- La course de chameaux
- Vidéo : durée 4mn 58’
Il est 10h00. Le thermomètre affiche 30°, température importante pour cette fin décembre.
Les 17 concurrents se rendent au point de départ éloigné de 8km. Le repérage de la piste est en cours. Il faut sur un sol dur, sans cailloux, pour éviter tout risque pour les hommes et les bêtes.

- Arrivée des taxi-brousse
Trois taxi-brousse, chargés chacun d’environ 20 passagers arrivent sur la zone. Ils déversent spectateurs et musiciens. La fête commence. La course est partie.
Les commissaires ont écarté 2 faux concurrents qui s’étaient glissés dans le groupe de tête.
Installés sur la ligne d’arrivée, une demi-heure plus tard,nous commençons à apercevoir au loin, au milieu d’un brouillard de chaleur, les minuscules points noirs des méharistes.
Les équipages se rapprochent et les « youyou » redoublent.
Sur la ligne d’arrivée, l’ambiance s’échauffe. Les spectateurs commencent à reconnaître les concurrents qui s’échelonnent au loin sur la distance.
Le sprint final est lancé, l’ambiance est à son comble, les turbans s’agitent au rythme des cris, des sauts et des galipettes de tout style.

- Le chameau gagnant a son turban
Le premier franchit la ligne et saute de sa monture en plein élan. Les femmes se ruent sur la croupe de l’animal essoufflé, un turban lui est noué autour de la tête.

- La joie est sur tous les visages
Les gens dansent autour du vainqueur.
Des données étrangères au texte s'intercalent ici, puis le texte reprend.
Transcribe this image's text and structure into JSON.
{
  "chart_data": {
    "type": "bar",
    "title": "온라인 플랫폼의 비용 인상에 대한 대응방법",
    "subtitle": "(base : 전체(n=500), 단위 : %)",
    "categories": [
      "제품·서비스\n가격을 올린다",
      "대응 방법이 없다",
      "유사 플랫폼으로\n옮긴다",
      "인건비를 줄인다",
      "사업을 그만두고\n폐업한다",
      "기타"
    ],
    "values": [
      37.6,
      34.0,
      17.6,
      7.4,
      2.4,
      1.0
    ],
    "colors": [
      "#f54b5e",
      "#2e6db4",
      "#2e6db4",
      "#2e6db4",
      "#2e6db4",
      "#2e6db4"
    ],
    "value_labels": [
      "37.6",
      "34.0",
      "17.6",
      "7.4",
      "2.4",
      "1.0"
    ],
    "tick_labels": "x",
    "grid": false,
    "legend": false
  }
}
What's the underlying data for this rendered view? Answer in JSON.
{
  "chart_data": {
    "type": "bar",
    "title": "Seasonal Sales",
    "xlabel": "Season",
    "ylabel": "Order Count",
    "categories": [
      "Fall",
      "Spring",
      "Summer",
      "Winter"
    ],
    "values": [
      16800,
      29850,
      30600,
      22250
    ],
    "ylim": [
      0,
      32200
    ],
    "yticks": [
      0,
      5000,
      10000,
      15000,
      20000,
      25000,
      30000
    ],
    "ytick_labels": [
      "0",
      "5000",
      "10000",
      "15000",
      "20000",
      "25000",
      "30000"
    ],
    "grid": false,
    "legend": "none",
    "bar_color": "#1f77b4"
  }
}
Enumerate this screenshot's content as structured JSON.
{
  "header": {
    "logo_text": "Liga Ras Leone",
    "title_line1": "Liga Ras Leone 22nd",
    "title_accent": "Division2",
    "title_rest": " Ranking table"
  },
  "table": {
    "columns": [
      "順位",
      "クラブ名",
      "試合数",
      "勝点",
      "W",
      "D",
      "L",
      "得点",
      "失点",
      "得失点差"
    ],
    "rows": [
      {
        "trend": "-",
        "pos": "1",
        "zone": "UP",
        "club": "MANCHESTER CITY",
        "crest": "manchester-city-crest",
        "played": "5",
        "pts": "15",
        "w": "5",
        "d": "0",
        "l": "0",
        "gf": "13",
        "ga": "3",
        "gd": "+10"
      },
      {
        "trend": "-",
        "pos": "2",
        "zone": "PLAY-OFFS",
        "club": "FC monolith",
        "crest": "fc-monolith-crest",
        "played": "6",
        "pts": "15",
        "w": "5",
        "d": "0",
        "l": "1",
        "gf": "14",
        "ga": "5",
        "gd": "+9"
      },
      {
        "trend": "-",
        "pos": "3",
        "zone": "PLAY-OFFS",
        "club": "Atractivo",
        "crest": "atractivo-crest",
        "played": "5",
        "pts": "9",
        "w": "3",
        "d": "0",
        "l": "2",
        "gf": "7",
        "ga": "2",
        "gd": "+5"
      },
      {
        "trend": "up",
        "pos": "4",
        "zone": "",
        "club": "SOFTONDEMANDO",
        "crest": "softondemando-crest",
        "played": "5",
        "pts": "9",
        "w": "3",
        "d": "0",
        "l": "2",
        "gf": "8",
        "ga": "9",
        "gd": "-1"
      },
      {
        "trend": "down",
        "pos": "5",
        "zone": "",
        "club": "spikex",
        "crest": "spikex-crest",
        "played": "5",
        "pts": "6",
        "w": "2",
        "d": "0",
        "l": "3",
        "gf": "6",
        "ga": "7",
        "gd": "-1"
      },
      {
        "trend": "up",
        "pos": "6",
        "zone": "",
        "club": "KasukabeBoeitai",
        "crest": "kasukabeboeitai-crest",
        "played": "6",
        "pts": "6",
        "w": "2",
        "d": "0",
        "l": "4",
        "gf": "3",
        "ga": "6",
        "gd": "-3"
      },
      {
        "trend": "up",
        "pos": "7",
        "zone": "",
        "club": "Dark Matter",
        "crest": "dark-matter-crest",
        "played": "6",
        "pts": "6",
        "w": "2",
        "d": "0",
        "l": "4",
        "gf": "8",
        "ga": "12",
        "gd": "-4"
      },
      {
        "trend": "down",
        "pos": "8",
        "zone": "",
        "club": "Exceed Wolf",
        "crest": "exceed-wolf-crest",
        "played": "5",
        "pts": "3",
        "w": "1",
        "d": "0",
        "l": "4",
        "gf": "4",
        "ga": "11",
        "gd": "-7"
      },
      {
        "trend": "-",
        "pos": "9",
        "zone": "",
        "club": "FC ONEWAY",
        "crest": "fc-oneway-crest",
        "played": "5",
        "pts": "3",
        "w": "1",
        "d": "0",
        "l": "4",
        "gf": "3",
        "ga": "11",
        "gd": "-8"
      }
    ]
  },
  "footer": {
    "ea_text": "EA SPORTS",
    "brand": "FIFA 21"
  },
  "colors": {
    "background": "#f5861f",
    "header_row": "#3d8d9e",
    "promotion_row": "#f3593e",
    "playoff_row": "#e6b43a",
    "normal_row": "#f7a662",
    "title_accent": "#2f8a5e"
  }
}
Il est ravi.
Le sourire revient vite sur le visage du second, un peu déçu de ne pas avoir gagné. Une courte altercation survient entre le 5ème et le 6ème concurrent ayant passé la ligne à une encolure d’écart. Puis arrivent régulièrement les autres, jusqu’au dernier, auquel je ne peux donner d’âge, mais toujours avec la même joie.

- Distribution des prix et applaudissements
La remise des prix s’effectue dans la bonne humeur. L’émotion est forte car le premier prix est d’une valeur équivalente à 1,5 mois de salaire. Des petits cadeaux, offerts aux autres participants, effacent les discordes.

- Le 4x4 a chargé ses passagers
Après le thé, les taxi-brousse rechargent leurs passagers.
Dans la demi-heure qui suit, toute la zone est à nouveau désertique comme si rien ne s’était passé.
Il me restera toujours, ancré dans nos mémoires, ces instants magiques, au milieu de rien. Avec peu de choses, une fête s’organise regroupant une centaine de personnes dans une fraternité remarquable. C’est ça la magie du désert ! Merci Idoumou.